🤖 AI Summary
In long-horizon robotic tasks, sparse rewards and continuous state-action spaces impede symbolic modeling, as existing approaches either rely solely on LLM prompting—lacking empirical grounding—or learn exclusively from demonstrations—missing high-level semantic priors. This paper proposes UniPred, the first unified framework integrating LLM-guided and perception-driven predicate invention. It features a two-tier architecture: (i) an upper tier where an LLM generates interpretable predicate hypotheses, and (ii) a lower tier that grounds these predicates via vision foundation model features and neural predicate classifiers. A closed-loop collaboration mechanism and non-STRIPS predicate evaluation are introduced to synergistically fuse semantic priors with experience-based learning. Evaluated on five simulated and one real-robot task, UniPred achieves 2–4× higher task success rates than pure LLM-based methods and 3–4× improved sample efficiency over purely data-driven approaches.
📝 Abstract
Long-horizon robotic tasks are hard due to continuous state-action spaces and sparse feedback. Symbolic world models help by decomposing tasks into discrete predicates that capture object properties and relations. Existing methods learn predicates either top-down, by prompting foundation models without data grounding, or bottom-up, from demonstrations without high-level priors. We introduce UniPred, a bilevel learning framework that unifies both. UniPred uses large language models (LLMs) to propose predicate effect distributions that supervise neural predicate learning from low-level data, while learned feedback iteratively refines the LLM hypotheses.
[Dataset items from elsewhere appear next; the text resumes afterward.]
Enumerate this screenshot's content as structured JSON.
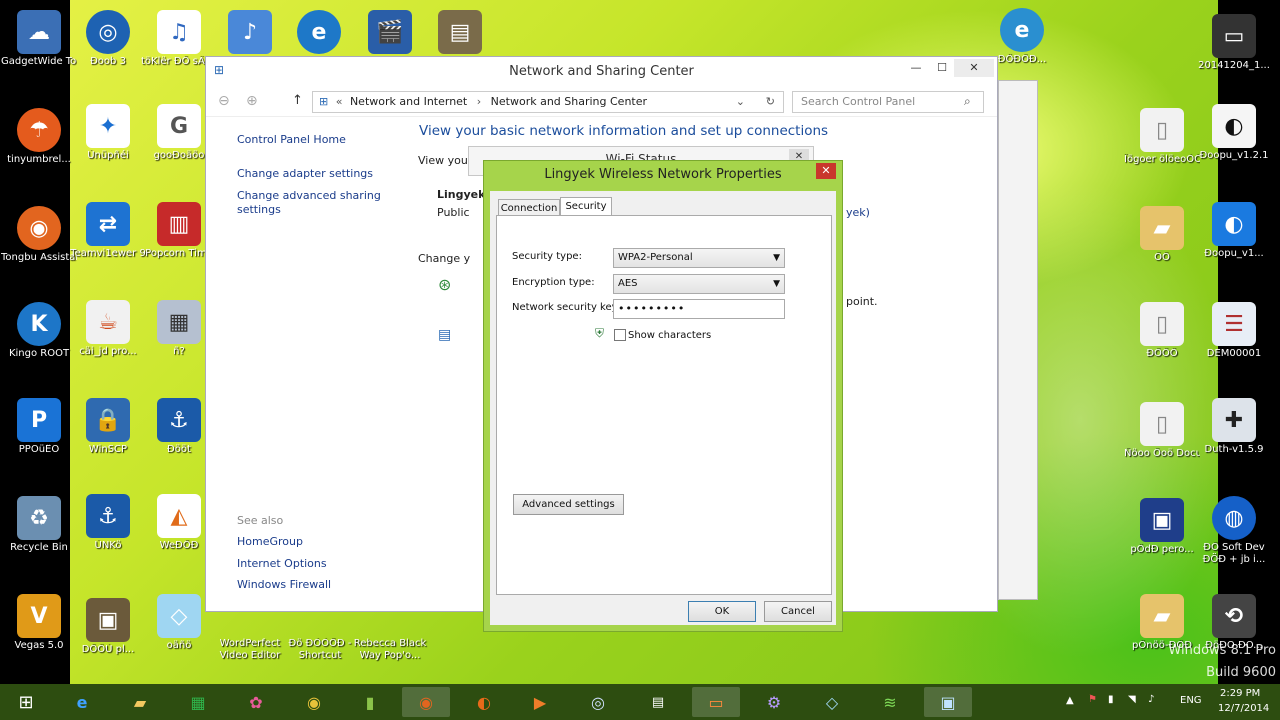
{
  "desktop": {
    "left_icons": [
      {
        "label": "GadgetWide Tool",
        "icon": "gadget-cloud-icon",
        "color": "#3b6fb5"
      },
      {
        "label": "tinyumbrel...",
        "icon": "umbrella-icon",
        "color": "#e45b1d"
      },
      {
        "label": "Tongbu Assistant",
        "icon": "tongbu-icon",
        "color": "#e2651f"
      },
      {
        "label": "Kingo ROOT",
        "icon": "kingo-root-icon",
        "color": "#1d76c8"
      },
      {
        "label": "PPÖüÊÖ",
        "icon": "pp-icon",
        "color": "#1a73d6"
      },
      {
        "label": "Recycle Bin",
        "icon": "recycle-bin-icon",
        "color": "#6b8fb1"
      },
      {
        "label": "Vegas 5.0",
        "icon": "vegas-icon",
        "color": "#e09a18"
      }
    ],
    "col2_icons": [
      {
        "label": "Ðoob 3",
        "icon": "app-icon",
        "color": "#1e62b2"
      },
      {
        "label": "Ùnüpñéi",
        "icon": "runner-icon",
        "color": "#1b6fd1"
      },
      {
        "label": "Teamvi1ewer 9",
        "icon": "teamviewer-icon",
        "color": "#1e73d2"
      },
      {
        "label": "cäi_jd pro...",
        "icon": "java-icon",
        "color": "#f1f1f1"
      },
      {
        "label": "WinSCP",
        "icon": "winscp-icon",
        "color": "#2f6ab0"
      },
      {
        "label": "ÙNKö",
        "icon": "anchor-icon",
        "color": "#1b5aa8"
      },
      {
        "label": "DÕÖÙ pl...",
        "icon": "video-thumb-icon",
        "color": "#6b5a3b"
      }
    ],
    "col3_icons": [
      {
        "label": "töKlër ÐÕ sÄëräñ",
        "icon": "mp3-icon",
        "color": "#2f68c0"
      },
      {
        "label": "gooÐoäöo",
        "icon": "google-icon",
        "color": "#ffffff"
      },
      {
        "label": "Popcorn Time",
        "icon": "popcorn-icon",
        "color": "#c62a2a"
      },
      {
        "label": "ñ?",
        "icon": "thumbnail-icon",
        "color": "#b5c0d0"
      },
      {
        "label": "Ðööt",
        "icon": "anchor-icon",
        "color": "#1b5aa8"
      },
      {
        "label": "WeÐÕÐ",
        "icon": "ms-icon",
        "color": "#ffffff"
      },
      {
        "label": "oäñö",
        "icon": "glass-icon",
        "color": "#9fd6f2"
      }
    ],
    "bottom_icons": [
      {
        "label": "WordPerfect Video Editor",
        "icon": "shortcut-icon"
      },
      {
        "label": "Ðö ÐÓÓÖÐ - Shortcut",
        "icon": "drive-icon"
      },
      {
        "label": "Rebecca Black Way Pop'o...",
        "icon": "mp3-icon"
      }
    ],
    "top_icons": [
      {
        "label": "",
        "icon": "music-file-icon"
      },
      {
        "label": "",
        "icon": "video-icon"
      },
      {
        "label": "",
        "icon": "photo-icon"
      }
    ],
    "right_col_a": [
      {
        "label": "ÐÖÐÖÐ...",
        "icon": "ie-icon"
      },
      {
        "label": "Ïögoer ölöeoÓÖÐ...",
        "icon": "file-icon"
      },
      {
        "label": "ÖÖ",
        "icon": "folder-icon"
      },
      {
        "label": "ÐÖÖÖ",
        "icon": "file-icon"
      },
      {
        "label": "Ñöoo Öoö Document",
        "icon": "file-icon"
      },
      {
        "label": "pÖdÐ pero...",
        "icon": "vm-icon"
      },
      {
        "label": "pÖnöö-ÐÖÐ",
        "icon": "folder-icon"
      }
    ],
    "right_col_b": [
      {
        "label": "20141204_1...",
        "icon": "phone-icon"
      },
      {
        "label": "Ðoopu_v1.2.1",
        "icon": "apple-icon"
      },
      {
        "label": "Ðoopu_v1...",
        "icon": "apple-blue-icon"
      },
      {
        "label": "DEM00001",
        "icon": "contact-icon"
      },
      {
        "label": "Duth-v1.5.9",
        "icon": "ninja-icon"
      },
      {
        "label": "ÐÖ Soft Dev ÐÖÐ + jb i...",
        "icon": "globe-icon"
      },
      {
        "label": "ÐöÐÖ ÐÖ...",
        "icon": "backup-icon"
      }
    ],
    "watermark_line1": "Windows 8.1 Pro",
    "watermark_line2": "Build 9600"
  },
  "nsc_window": {
    "title": "Network and Sharing Center",
    "address_parts": [
      "Network and Internet",
      "Network and Sharing Center"
    ],
    "search_placeholder": "Search Control Panel",
    "heading": "View your basic network information and set up connections",
    "left_links": [
      "Control Panel Home",
      "Change adapter settings",
      "Change advanced sharing settings"
    ],
    "see_also_label": "See also",
    "see_also_links": [
      "HomeGroup",
      "Internet Options",
      "Windows Firewall"
    ],
    "partial_texts": [
      "View your",
      "Lingyek",
      "Public",
      "Change y",
      "yek)",
      "point."
    ]
  },
  "wifi_status_window": {
    "title": "Wi-Fi Status"
  },
  "dialog": {
    "title": "Lingyek Wireless Network Properties",
    "tabs": [
      "Connection",
      "Security"
    ],
    "active_tab": "Security",
    "security_type_label": "Security type:",
    "security_type_value": "WPA2-Personal",
    "encryption_type_label": "Encryption type:",
    "encryption_type_value": "AES",
    "network_key_label": "Network security key",
    "network_key_value": "•••••••••",
    "show_characters_label": "Show characters",
    "advanced_button": "Advanced settings",
    "ok_button": "OK",
    "cancel_button": "Cancel"
  },
  "taskbar": {
    "language": "ENG",
    "time": "2:29 PM",
    "date": "12/7/2014"
  }
}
Leveraging strong visual foundation model features, UniPred learns robust predicate classifiers in cluttered scenes. We further propose a predicate evaluation method that supports symbolic models beyond STRIPS assumptions. Across five simulated and one real-robot domains, UniPred achieves 2-4 times higher success rates than top-down methods and 3-4 times faster learning than bottom-up approaches, advancing scalable and flexible symbolic world modeling for robotics.